Thursday marked one month since the accident. Hard to believe...
There is less and less to report and we are really settling into a rhythm of appointments. This past week they upgraded the schedule, adding more appointments, more days to his rehab. There have been a few setbacks - new (?) symptoms - which we are waiting to hear more about. But lots of forward motion as well.
Dan has lost a lot of weight. People are noticing and commenting on it. He's gonna have to work hard to bulk up when his ribs heal. Meanwhile, full fat milk, ice cream, anything he wants to eat - which he's always been able to do and not gain weight. He keeps fit mostly by working and his daily activities. Never been a "gym" guy. I guess that'll change, at least for a while. I want my MAN back when this is over!
We skyped with our friends in Panama today - that is the prize we are keeping our eyes on - getting down there in December. We are hoping with all our hearts that we can still make that trip. It'll be an R&R trip as opposed to a get up and go trip, which is fine. As long as we can get there.
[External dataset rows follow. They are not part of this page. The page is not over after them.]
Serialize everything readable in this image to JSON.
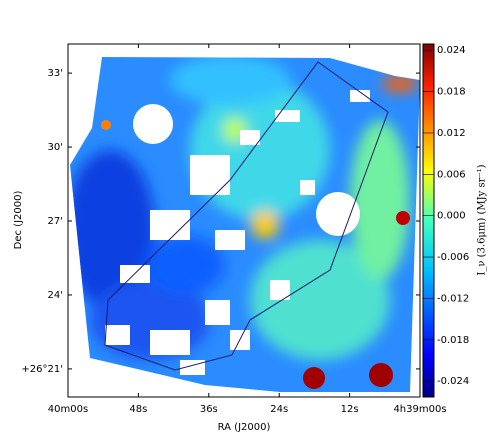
{
  "chart_data": {
    "type": "image",
    "xlabel": "RA (J2000)",
    "ylabel": "Dec (J2000)",
    "colorbar_label": "I_ν (3.6μm) (MJy sr⁻¹)",
    "xlim": [
      16800,
      16740
    ],
    "xticks": [
      {
        "value": 16800,
        "label": "40m00s"
      },
      {
        "value": 16788,
        "label": "48s"
      },
      {
        "value": 16776,
        "label": "36s"
      },
      {
        "value": 16764,
        "label": "24s"
      },
      {
        "value": 16752,
        "label": "12s"
      },
      {
        "value": 16740,
        "label": "4h39m00s"
      }
    ],
    "ylim": [
      19.86,
      34.18
    ],
    "yticks": [
      {
        "value": 33,
        "label": "33'"
      },
      {
        "value": 30,
        "label": "30'"
      },
      {
        "value": 27,
        "label": "27'"
      },
      {
        "value": 24,
        "label": "24'"
      },
      {
        "value": 21,
        "label": "+26°21'"
      }
    ],
    "clim": [
      -0.0263,
      0.0249
    ],
    "cticks": [
      0.024,
      0.018,
      0.012,
      0.006,
      {
        "value": 0,
        "label": "0.000"
      },
      -0.006,
      -0.012,
      -0.018,
      -0.024
    ],
    "colormap": "jet"
  }
}
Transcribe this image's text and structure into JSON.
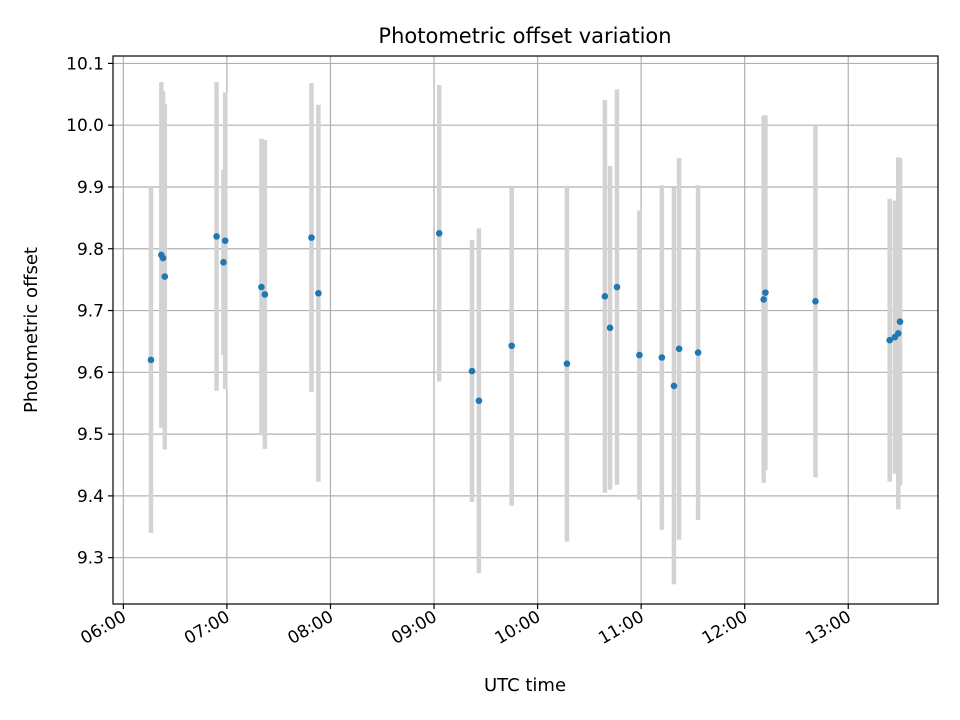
{
  "chart_data": {
    "type": "scatter",
    "title": "Photometric offset variation",
    "xlabel": "UTC time",
    "ylabel": "Photometric offset",
    "x_ticks": [
      "06:00",
      "07:00",
      "08:00",
      "09:00",
      "10:00",
      "11:00",
      "12:00",
      "13:00"
    ],
    "y_ticks": [
      "9.3",
      "9.4",
      "9.5",
      "9.6",
      "9.7",
      "9.8",
      "9.9",
      "10.0",
      "10.1"
    ],
    "xlim": [
      "05:54",
      "13:52"
    ],
    "ylim": [
      9.225,
      10.112
    ],
    "grid": true,
    "point_color": "#1f77b4",
    "errorbar_color": "#d3d3d3",
    "series": [
      {
        "points": [
          {
            "x": "06:16",
            "y": 9.62,
            "err": 0.28
          },
          {
            "x": "06:22",
            "y": 9.79,
            "err": 0.28
          },
          {
            "x": "06:23",
            "y": 9.785,
            "err": 0.27
          },
          {
            "x": "06:24",
            "y": 9.755,
            "err": 0.28
          },
          {
            "x": "06:54",
            "y": 9.82,
            "err": 0.25
          },
          {
            "x": "06:58",
            "y": 9.778,
            "err": 0.15
          },
          {
            "x": "06:59",
            "y": 9.813,
            "err": 0.24
          },
          {
            "x": "07:20",
            "y": 9.738,
            "err": 0.24
          },
          {
            "x": "07:22",
            "y": 9.726,
            "err": 0.25
          },
          {
            "x": "07:49",
            "y": 9.818,
            "err": 0.25
          },
          {
            "x": "07:53",
            "y": 9.728,
            "err": 0.305
          },
          {
            "x": "09:03",
            "y": 9.825,
            "err": 0.24
          },
          {
            "x": "09:22",
            "y": 9.602,
            "err": 0.212
          },
          {
            "x": "09:26",
            "y": 9.554,
            "err": 0.279
          },
          {
            "x": "09:45",
            "y": 9.643,
            "err": 0.259
          },
          {
            "x": "10:17",
            "y": 9.614,
            "err": 0.288
          },
          {
            "x": "10:39",
            "y": 9.723,
            "err": 0.318
          },
          {
            "x": "10:42",
            "y": 9.672,
            "err": 0.262
          },
          {
            "x": "10:46",
            "y": 9.738,
            "err": 0.32
          },
          {
            "x": "10:59",
            "y": 9.628,
            "err": 0.234
          },
          {
            "x": "11:12",
            "y": 9.624,
            "err": 0.279
          },
          {
            "x": "11:19",
            "y": 9.578,
            "err": 0.321
          },
          {
            "x": "11:22",
            "y": 9.638,
            "err": 0.309
          },
          {
            "x": "11:33",
            "y": 9.632,
            "err": 0.271
          },
          {
            "x": "12:11",
            "y": 9.718,
            "err": 0.297
          },
          {
            "x": "12:12",
            "y": 9.729,
            "err": 0.287
          },
          {
            "x": "12:41",
            "y": 9.715,
            "err": 0.285
          },
          {
            "x": "13:24",
            "y": 9.652,
            "err": 0.229
          },
          {
            "x": "13:27",
            "y": 9.657,
            "err": 0.221
          },
          {
            "x": "13:29",
            "y": 9.663,
            "err": 0.285
          },
          {
            "x": "13:30",
            "y": 9.682,
            "err": 0.265
          }
        ]
      }
    ]
  }
}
I am probably going to taper off with the blog pretty soon. I'll post when there is significant news. Does that work for everyone? I've been told by many of you that the blog has been great to follow and keep up with Dan's progress - and I want to continue to provide that. But, as I said, there is less and less big news and more and more of the same.
I also feel able to talk on the phone and do individual emailing now. So feel free to call or write me if you like. Some of you already are. Loving the photos of kids with mohawks and fabulous long emails - kind of reminds me of the days when we wrote letters to each other. They'd come in the mail and we'd savor them over a cup of tea. I loved letters. Miss them still but I'll settle for a long, newsy email.
We have been spoiled by our friends. Dinner brought to the boat, dinner on other peoples' boats. Dinner at Kevin's tonight! Yay! An outing! Lots of love and gifts and cards and thoughtfulness. It's keeping us going still.
I actually let a tear slip this morning over coffee when Dan said something - one of his expressions that is so normal, so common - and I thought to myself, "it is SO good that he is sitting here, saying that, drinking coffee. It's just so normal." I try not to let myself think of what the alternative could have been too often but it does make me appreciate what we have right here, right now.